The first half of the movie moves along quickly – exposition, the spread of the virus, a hunt for the cure, mortal danger – but the last section after the climax just goes on and on. The reason is to try and wrap up everyone’s story, but with such a large cast, some characters arcs are still not finished. The climax itself isn’t even that powerful – it almost feels like something else should happen – a twist or a revelation. The revelation comes after all the epilogues are completed, but luckily it really works for the story and wraps up the disease idea in a satisfying way. (Possible spoilers) Without, may I add, by adding the stupid twist of “It’s not over yet.” Thank God. (End Spoiler).
The acting is stellar from the whole, rather large cast, but none of them have much to work with in terms of emotions. Most of the characters are scientists and have very few opportunities to show the human side of disease, but that’s not to say they didn’t try. There are moments of sadness and humanity with these characters, but there is either not enough time spent with them for us to care or their problems seem insignificant compared to the “civilian” characters. Out of the scientists, the only one with a truly human face is Kate Winslet’s character. Really the two people who are not in the scientific community are Matt Damon and Jude Law. And there are no human moments with Jude Law’s character. You’ll see. Even Matt Damon’s character, whose story starts off staggeringly bleak, cannot hold up the depth of his opening story very far into the movie. Even saying all that, the actors do a wonderful job with what they are given.
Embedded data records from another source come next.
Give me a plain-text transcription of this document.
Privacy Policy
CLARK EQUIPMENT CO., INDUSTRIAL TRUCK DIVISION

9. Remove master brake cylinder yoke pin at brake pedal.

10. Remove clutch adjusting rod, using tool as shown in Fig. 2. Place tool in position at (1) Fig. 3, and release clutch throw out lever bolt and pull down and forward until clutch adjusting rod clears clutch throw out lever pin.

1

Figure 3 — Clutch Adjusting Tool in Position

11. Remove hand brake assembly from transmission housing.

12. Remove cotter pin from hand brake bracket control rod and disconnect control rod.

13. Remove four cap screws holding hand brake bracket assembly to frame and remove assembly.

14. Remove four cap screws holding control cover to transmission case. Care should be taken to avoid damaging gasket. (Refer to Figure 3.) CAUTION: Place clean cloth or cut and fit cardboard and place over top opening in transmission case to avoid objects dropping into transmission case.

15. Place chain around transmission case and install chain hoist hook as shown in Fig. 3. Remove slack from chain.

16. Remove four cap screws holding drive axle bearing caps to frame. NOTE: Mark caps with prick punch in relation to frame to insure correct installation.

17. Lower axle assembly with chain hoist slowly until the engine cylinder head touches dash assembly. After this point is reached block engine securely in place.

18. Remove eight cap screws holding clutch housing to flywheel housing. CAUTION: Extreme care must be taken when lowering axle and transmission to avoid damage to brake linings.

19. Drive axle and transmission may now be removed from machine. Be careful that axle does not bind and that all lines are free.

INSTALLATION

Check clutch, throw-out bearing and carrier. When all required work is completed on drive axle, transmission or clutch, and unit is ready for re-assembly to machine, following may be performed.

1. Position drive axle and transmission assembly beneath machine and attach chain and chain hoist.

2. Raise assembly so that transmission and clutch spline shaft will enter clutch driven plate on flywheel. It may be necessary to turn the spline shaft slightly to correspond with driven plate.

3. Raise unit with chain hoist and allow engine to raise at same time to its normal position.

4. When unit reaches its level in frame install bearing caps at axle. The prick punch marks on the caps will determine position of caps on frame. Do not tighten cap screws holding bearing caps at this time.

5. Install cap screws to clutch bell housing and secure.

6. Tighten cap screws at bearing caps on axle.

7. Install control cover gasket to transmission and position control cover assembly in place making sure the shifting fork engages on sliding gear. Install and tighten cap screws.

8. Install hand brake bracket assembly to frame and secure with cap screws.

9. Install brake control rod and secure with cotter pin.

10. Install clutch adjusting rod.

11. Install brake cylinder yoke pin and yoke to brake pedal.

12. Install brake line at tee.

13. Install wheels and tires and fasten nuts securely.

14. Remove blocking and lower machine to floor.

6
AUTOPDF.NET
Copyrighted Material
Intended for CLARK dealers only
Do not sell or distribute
There are a lot of small bits of the movie that add up to a more unsettling experience. The coloring at the beginning is visually sickly. The driving music adds a nice level of tension to the story as well. The quick scenes of a character looking around in a crowded group of people and just seeing how the disease could spread is disconcerting to say the least.
The strongest points in the movie are the social statements. This is a world where our global interconnectivity can both doom and save us. The fact that we can travel around the world in a day makes a disease like the one in the movie easily spread, but it also allows people all around the world to work together to try to contain and/or cure it. At the same time, it’s a world where people are distrustful of government and bloggers are just as accepted as a news source as newspaper journalists. Fear mongering is everywhere; rumors seem to be truths. It’s sobering.
Overall, the movie was well worth the money, and I would recommend seeing it. However, with the slow epilogue and lack of human connection, it loses its power after the first time.